Market structure: The rally in live and feeder cattle (Dec live at $224.05, Jan feeder at $338.60) benefits cow-calf producers and short-dated futures longs who can sell into stronger bids, while U.S. packers and foodservice operators face margin compression because boxed beef fell (Choice $362.68, Select $349.48) even as live prices rise. Brazilian export growth (+~90,000 MT Nov YoY to 318,493 MT) increases supply pressure globally and limits U.S. pricing power, implying continued volatility in basis between boxed beef and live cattle. Risk assessment: Immediate risk (days) centers on option expiries and weekly USDA slaughter/boxed-beef prints that can swing basis ±$5–$10 quickly; short-term (weeks) risks include an export surge from Brazil or holiday slaughter variance that could knock futures 3–7%; long-term (quarters) risks are herd rebuilding, feed/corn costs and animal disease outbreaks that could produce >20% price moves. Hidden dependencies include corn price shocks, BRL/USD FX moves that affect Brazilian competitiveness, and packer hedging programs that mute equity moves. Trade implications: Favor directional exposure to futures and relative-value hedges rather than outright equity longs. Use calendar/call-spread structures on Feb/Mar live-feeder futures to capture continuation while limiting tail loss; implement short exposure to U.S. packers (TSN, PPC) to express margin squeeze while hedging with long feeder/live futures.

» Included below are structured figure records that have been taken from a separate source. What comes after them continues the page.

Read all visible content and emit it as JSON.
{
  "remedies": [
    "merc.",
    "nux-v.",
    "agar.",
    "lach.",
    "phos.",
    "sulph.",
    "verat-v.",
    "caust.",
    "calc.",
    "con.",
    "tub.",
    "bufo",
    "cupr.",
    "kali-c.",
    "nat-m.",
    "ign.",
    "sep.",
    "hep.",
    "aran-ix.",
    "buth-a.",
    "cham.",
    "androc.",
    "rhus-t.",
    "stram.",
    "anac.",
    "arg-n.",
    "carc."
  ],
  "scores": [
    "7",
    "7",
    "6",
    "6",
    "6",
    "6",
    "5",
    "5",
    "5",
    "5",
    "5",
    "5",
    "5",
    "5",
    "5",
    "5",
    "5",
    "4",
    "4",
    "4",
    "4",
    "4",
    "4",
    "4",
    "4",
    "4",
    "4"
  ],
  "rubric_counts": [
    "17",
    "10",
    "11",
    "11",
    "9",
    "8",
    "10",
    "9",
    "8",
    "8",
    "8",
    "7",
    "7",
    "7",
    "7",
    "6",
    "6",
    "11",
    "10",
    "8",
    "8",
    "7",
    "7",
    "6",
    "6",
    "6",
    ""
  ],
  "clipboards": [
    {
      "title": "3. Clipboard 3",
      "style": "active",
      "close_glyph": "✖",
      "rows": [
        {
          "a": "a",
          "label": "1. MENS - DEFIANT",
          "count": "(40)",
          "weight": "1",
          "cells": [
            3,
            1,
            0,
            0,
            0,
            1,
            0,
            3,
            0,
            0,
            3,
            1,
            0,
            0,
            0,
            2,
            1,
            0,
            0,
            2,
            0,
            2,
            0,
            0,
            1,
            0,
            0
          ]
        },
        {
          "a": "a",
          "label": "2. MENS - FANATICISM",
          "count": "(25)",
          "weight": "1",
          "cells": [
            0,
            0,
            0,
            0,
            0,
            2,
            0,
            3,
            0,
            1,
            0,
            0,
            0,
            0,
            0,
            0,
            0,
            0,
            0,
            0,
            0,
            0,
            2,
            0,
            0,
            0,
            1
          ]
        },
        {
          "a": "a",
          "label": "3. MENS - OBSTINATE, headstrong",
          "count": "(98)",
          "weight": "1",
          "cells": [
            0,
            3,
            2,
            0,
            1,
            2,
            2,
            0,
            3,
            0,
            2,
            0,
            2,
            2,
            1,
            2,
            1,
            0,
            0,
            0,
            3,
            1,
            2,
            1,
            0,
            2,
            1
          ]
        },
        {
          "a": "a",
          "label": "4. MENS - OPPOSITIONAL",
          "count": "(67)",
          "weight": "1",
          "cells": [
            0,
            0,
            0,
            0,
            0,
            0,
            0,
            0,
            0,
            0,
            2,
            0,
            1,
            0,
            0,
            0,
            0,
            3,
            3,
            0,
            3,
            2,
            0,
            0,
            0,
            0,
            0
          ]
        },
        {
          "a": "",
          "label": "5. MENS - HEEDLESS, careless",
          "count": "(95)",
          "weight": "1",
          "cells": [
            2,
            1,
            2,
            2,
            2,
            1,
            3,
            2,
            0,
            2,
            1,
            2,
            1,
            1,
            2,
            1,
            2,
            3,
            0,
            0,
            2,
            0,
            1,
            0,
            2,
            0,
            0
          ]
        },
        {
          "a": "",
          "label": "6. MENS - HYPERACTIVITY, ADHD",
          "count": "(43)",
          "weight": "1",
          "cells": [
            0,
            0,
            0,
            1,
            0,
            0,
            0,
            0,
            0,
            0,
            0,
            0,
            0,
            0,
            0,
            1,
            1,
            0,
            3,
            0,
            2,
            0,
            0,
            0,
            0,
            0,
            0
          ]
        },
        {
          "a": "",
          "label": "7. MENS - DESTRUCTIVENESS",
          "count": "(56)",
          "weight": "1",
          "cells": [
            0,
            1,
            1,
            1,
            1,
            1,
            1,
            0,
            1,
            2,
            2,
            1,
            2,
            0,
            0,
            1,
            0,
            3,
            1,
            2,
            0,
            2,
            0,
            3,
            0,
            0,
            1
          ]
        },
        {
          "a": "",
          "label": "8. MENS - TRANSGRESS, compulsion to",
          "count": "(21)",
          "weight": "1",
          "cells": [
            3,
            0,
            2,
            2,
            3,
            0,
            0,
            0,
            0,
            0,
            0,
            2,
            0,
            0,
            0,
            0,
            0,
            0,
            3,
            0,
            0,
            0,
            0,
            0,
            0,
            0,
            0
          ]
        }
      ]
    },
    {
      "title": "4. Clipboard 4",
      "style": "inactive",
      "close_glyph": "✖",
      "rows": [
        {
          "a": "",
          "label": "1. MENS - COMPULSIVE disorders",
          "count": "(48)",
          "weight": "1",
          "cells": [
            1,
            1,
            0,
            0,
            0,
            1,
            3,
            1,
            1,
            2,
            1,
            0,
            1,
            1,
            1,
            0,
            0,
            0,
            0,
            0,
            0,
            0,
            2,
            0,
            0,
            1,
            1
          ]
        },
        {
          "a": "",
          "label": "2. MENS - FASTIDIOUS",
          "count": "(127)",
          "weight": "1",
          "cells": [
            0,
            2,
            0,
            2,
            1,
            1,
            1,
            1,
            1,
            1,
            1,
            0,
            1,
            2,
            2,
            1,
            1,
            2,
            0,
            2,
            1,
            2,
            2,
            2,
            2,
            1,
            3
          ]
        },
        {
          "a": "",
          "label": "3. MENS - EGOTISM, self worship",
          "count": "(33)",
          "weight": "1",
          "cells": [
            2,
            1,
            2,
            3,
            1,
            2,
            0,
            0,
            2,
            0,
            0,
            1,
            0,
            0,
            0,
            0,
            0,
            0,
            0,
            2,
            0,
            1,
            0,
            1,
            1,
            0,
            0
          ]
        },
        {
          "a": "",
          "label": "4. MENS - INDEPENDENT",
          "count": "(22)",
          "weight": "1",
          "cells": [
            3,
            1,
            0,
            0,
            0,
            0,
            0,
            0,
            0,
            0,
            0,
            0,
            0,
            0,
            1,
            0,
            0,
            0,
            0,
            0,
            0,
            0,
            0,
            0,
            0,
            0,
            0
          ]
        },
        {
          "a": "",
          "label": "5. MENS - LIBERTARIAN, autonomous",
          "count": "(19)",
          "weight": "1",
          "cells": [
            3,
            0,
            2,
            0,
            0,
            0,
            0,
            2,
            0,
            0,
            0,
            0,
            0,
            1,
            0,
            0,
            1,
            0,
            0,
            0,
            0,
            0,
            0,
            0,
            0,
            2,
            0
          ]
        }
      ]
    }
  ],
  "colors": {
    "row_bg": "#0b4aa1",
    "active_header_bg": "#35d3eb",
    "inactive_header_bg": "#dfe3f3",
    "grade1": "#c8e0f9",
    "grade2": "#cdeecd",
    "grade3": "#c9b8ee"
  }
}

Set automated triggers on USDA boxed-beef prints and Brazilian export releases to reweight positions. Contrarian angles: Consensus overlooks that Brazilian export strength may be transitory—if monthly exports revert or U.S. slaughter dips 2–4% vs prior year, live cattle can gap higher 5–10%, punishing packer shorts. Conversely, packer equities often rally on buybacks/hedging even as margins compress, so short-duration equity shorts with tight stops are preferred to multi-month naked shorts.